Capote: the writer and his disguises
One of the retrospectives on Truman Capote identified him for our convenient reference as ''the flamboyant author and talk-show personality.'' Even the most respectful notices did not fail to recall the dust jacket on his first novel, 36 years ago. ''Other Voices, Other Rooms'' - a slight, precious portrait of a proverbially sensitive child - was soon forgotten. The photograph of Capote at 23, looking more like 17, staring out at the reader from under his bangs as he lay in a hammock, became as permanent a part of literary Americana as the photograph of Ernest Hemingway with one foot on the African lion he had just shot.
To the Capote-reappraisers, the implication is clear. Capote, like Hemingway, became a celebrity first and a writer second, and more's the pity.
The chroniclers of 20th-century American literary history are moralizers second to none when it comes to the subject of wasted talent.

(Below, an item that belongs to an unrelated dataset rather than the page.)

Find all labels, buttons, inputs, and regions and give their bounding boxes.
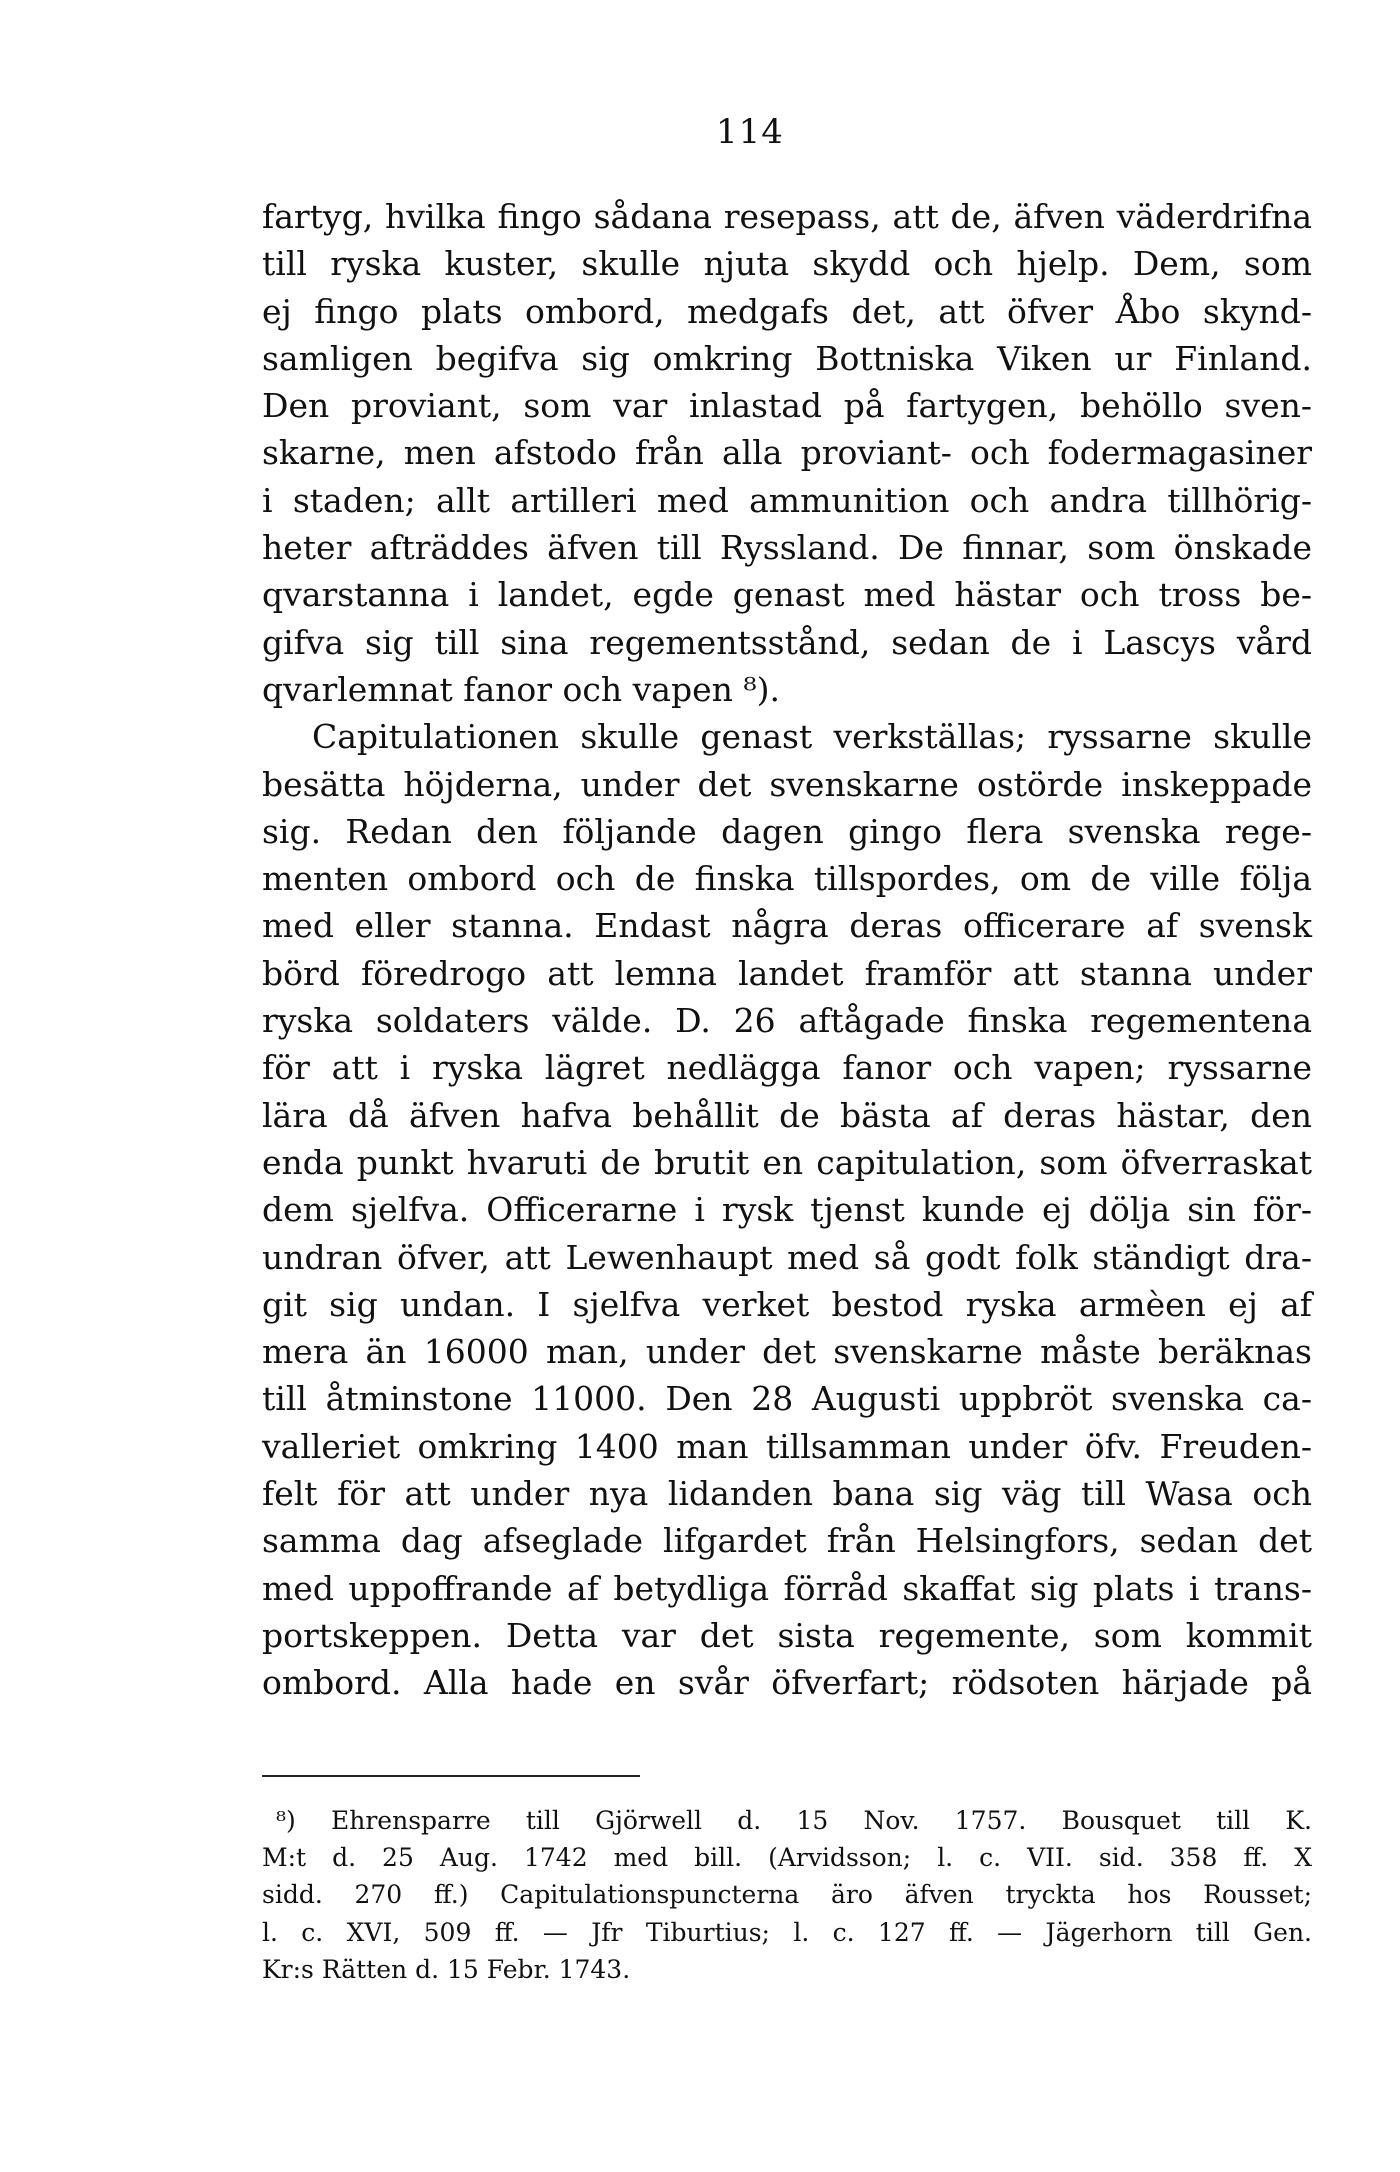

Capote's passing provides an occasion to challenge their favorite myth - that there are no second acts to the lives of American writers.
Let us ask ourselves first: How many books, or even magazine articles, went unwritten because Truman Capote chatted it up with Dick Cavett or Johnny Carson two or three times a year? So much fuss is made of Capote, the ''talk-show personality,'' that one might imagine him being dragged away from his desk every night to spill into a microphone words that otherwise would have gone on paper. Surely Henry James wasted far more time every week on London dinner parties than Capote devoted to television, yet nobody has ever accused James of ''talking away'' his novels.

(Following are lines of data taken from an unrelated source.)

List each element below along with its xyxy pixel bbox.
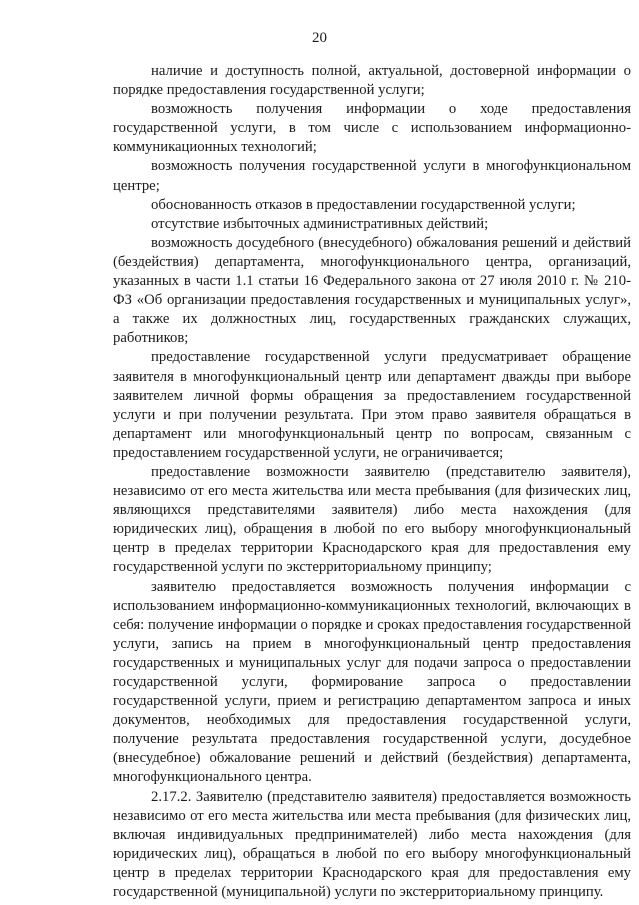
- paragraph: наличие и доступность полной, актуальной, достоверной информации о порядке предоставления государственной услуги;: [113, 63, 631, 99]
- page-number: 20: [312, 30, 327, 46]
- paragraph: возможность досудебного (внесудебного) обжалования решений и действий (бездействия) департамента, многофункционального центра, организаций, указанных в части 1.1 статьи 16 Федерального закона от 27 июля 2010 г. № 210-ФЗ «Об организации предоставления государственных и муниципальных услуг», а также их должностных лиц, государственных гражданских служащих, работников;: [113, 234, 631, 347]
- paragraph: отсутствие избыточных административных действий;: [151, 215, 489, 232]
- document-body: [113, 62, 631, 902]
- paragraph: предоставление государственной услуги предусматривает обращение заявителя в многофункциональный центр или департамент дважды при выборе заявителем личной формы обращения за предоставлением государственной услуги и при получении результата. При этом право заявителя обращаться в департамент или многофункциональный центр по вопросам, связанным с предоставлением государственной услуги, не ограничивается;: [113, 349, 631, 461]
- paragraph: возможность получения информации о ходе предоставления государственной услуги, в том числе с использованием информационно-коммуникационных технологий;: [113, 101, 631, 156]
- paragraph: предоставление возможности заявителю (представителю заявителя), независимо от его места жительства или места пребывания (для физических лиц, являющихся представителями заявителя) либо места нахождения (для юридических лиц), обращения в любой по его выбору многофункциональный центр в пределах территории Краснодарского края для предоставления ему государственной услуги по экстерриториальному принципу;: [113, 463, 631, 576]
- paragraph: возможность получения государственной услуги в многофункциональном центре;: [113, 158, 631, 194]
- paragraph-section-2-17-2: 2.17.2. Заявителю (представителю заявителя) предоставляется возможность независимо от его места жительства или места пребывания (для физических лиц, включая индивидуальных предпринимателей) либо места нахождения (для юридических лиц), обращаться в любой по его выбору многофункциональный центр в пределах территории Краснодарского края для предоставления ему государственной (муниципальной) услуги по экстерриториальному принципу.: [113, 788, 631, 901]
- paragraph: обоснованность отказов в предоставлении государственной услуги;: [151, 196, 576, 213]
- paragraph: заявителю предоставляется возможность получения информации с использованием информационно-коммуникационных технологий, включающих в себя: получение информации о порядке и сроках предоставления государственной услуги, запись на прием в многофункциональный центр предоставления государственных и муниципальных услуг для подачи запроса о предоставлении государственной услуги, формирование запроса о предоставлении государственной услуги, прием и регистрацию департаментом запроса и иных документов, необходимых для предоставления государственной услуги, получение результата предоставления государственной услуги, досудебное (внесудебное) обжалование решений и действий (бездействия) департамента, многофункционального центра.: [113, 578, 631, 786]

A second question we ought to take seriously: Did success, even without the talk shows, spoil Truman Capote? All that money from ''Breakfast at Tiffany's'' and ''In Cold Blood.'' All those gossipy friendships with Gloria Vanderbilt and the Jet Set.
We might as well ask: Did failure and loneliness spoil Herman Melville? Certainly Tolstoy was a celebrity, and Goethe was a social lion, and Aeschylus, Sophocles, and Euripides were the idols of Athens, and they survived. On the other hand, fleeing the talk-shows has not worked out terribly well for J. D. Salinger.
Writers, like most other people, can find any number of ways to fail. Too much acceptance. Too much rejection. Too much money. Too little money. Isolation can cut off a writer from material. Never being alone can prevent a writer from using the material at hand.
Most human achievement - that of writers included - occurs in spite of.... The only truly pertinent question is: Did Truman Capote get on paper a fair amount of what was in him, in spite of ...?
He wanted to be the Great American Novelist. Didn't everybody? Like his contemporaries Norman Mailer, Gore Vidal, and James Baldwin, he was better as a journalist than as a writer of fiction. He actually got more of himself into his journalism - his orphaned sense of being lost in a world of perfumed evil and exotic rot, like magnolias gone bad. In the end, a child's passion for innocence shone through.
Like Mark Twain, Capote invented his legend as part of his writing equipment. Readers whose taste runs to the self-effacement of T. S. Eliot may not have liked Capote's simper and strut. But the possibility ought to be allowed that if Capote had not proposed himself to himself as an insolent little genius, he might never have found the courage to write.
Capote's self-exploitation would have been tragic only if he was a great writer. He was not. He had a lot of trouble thinking up subjects once he got away from his fantasies of Southern childhood. But if he did not always know what to say, he certainly knew how to say it. He produced second-tier writing with a great elegance of style. He did what he could do very well. Do we on the sidelines, with our tyrannical ideas of what a writer should be, have the right to ask for more?